WA makes light of impending doom

Perth woke up to sunny skies today with no hellfire or brimstone in sight, despite widely-publicised predictions from a US fundamentalist preacher that today the world would end.

While some believers reportedly quit their jobs, ran and hid in the Vietnamese forests or paid atheists to look after their pets in the event of the rapture, most people in WA made light of the impending doom, some planning pranks to leave shoes and shirts on the ground to make it look like they had ascended.

Others joined a joke facebook group called "post rapture looting" with members planning to "pick up some sweet stereo equipment" when God wasn't looking.

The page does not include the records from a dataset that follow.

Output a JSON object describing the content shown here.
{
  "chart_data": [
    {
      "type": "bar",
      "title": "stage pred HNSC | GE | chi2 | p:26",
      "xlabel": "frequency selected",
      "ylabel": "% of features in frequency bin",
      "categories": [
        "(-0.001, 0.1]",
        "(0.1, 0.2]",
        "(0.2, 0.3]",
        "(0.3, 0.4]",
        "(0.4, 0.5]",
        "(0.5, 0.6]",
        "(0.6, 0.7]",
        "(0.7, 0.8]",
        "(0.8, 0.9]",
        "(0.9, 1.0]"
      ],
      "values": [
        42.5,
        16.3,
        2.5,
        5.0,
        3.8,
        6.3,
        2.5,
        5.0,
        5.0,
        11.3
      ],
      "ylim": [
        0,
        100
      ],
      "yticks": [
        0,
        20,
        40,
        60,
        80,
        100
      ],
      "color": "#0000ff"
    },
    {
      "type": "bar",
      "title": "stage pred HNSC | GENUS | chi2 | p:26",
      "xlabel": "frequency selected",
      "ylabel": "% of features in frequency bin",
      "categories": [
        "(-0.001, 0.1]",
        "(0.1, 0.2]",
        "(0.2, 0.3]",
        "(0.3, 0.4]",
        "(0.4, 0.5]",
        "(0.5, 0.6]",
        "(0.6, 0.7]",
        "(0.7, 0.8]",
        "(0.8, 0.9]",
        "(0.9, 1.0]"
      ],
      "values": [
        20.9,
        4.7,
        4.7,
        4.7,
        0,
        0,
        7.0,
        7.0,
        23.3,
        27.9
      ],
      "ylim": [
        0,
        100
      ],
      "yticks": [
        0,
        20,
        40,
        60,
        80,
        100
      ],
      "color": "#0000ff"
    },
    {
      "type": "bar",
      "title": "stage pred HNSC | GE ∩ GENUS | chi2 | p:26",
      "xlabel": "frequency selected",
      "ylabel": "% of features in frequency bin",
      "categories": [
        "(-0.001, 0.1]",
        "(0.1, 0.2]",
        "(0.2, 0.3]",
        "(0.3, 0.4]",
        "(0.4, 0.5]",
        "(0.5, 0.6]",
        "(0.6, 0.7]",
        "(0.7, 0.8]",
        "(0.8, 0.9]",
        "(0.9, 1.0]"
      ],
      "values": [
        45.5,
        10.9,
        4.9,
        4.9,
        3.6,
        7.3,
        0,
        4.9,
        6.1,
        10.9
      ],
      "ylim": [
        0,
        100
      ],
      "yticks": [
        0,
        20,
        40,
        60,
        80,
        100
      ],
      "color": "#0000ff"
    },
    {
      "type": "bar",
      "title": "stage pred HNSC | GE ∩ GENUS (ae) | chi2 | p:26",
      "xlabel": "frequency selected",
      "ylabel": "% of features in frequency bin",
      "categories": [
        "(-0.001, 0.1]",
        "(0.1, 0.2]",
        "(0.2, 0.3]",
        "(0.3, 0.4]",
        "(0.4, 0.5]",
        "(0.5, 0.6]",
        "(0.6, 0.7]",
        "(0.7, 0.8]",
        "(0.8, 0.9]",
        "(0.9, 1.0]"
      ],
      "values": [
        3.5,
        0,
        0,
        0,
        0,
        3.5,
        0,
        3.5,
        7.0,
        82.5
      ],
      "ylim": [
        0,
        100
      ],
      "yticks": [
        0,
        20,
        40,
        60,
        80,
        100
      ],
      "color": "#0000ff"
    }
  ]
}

Pastor Max Randall from the Kallaroo-based evangelical church Endeavour Christian Gathering said no special services would be held in light of the predictions, given the man who made them, 89-year-old American televangelist Harold Camping, had unsuccessfully predicted the end of the world before.

He said while Christians believed Jesus would come back to earth one day, many were still sceptical that it would happen today.

"Jesus said no man knows the day or hour so Christians are sceptical of this guy as a false prophet," he said.

"He has said some strange things that are not biblical… people aren't worried, judging by what is on facebook this morning."

Kallaroo Anglican Church assistant minister Graeme Middlewick said his church would also not be holding any special services and there was a "danger" when people interpreted the bible in a way that it was not meant to be read.

But he said if the second coming happened soon the faithful would be ready.

"We believe in what the bible says and that nobody knows the time and date except God," he said.

"It doesn't add any value to Christianity when people make predictions like this and they don't come true- hopefully it doesn't taint the ideas of people who aren't Christian about Christianity."

According to Camping, the faithful 3 per cent of the world's population would ascend into heaven today, with everyone else doomed to suffer on earth until October.

Earthquakes throughout the world were predicted and WA did see with a 4.6 magnitude quake at Newman which some residents reportedly slept through.

Camping's belief that the world would end today, or 7000 years after the great flood by his calculations, echo his 1992 claims that the same thing would happen in September 1994.

He blamed that failure on a calculation error.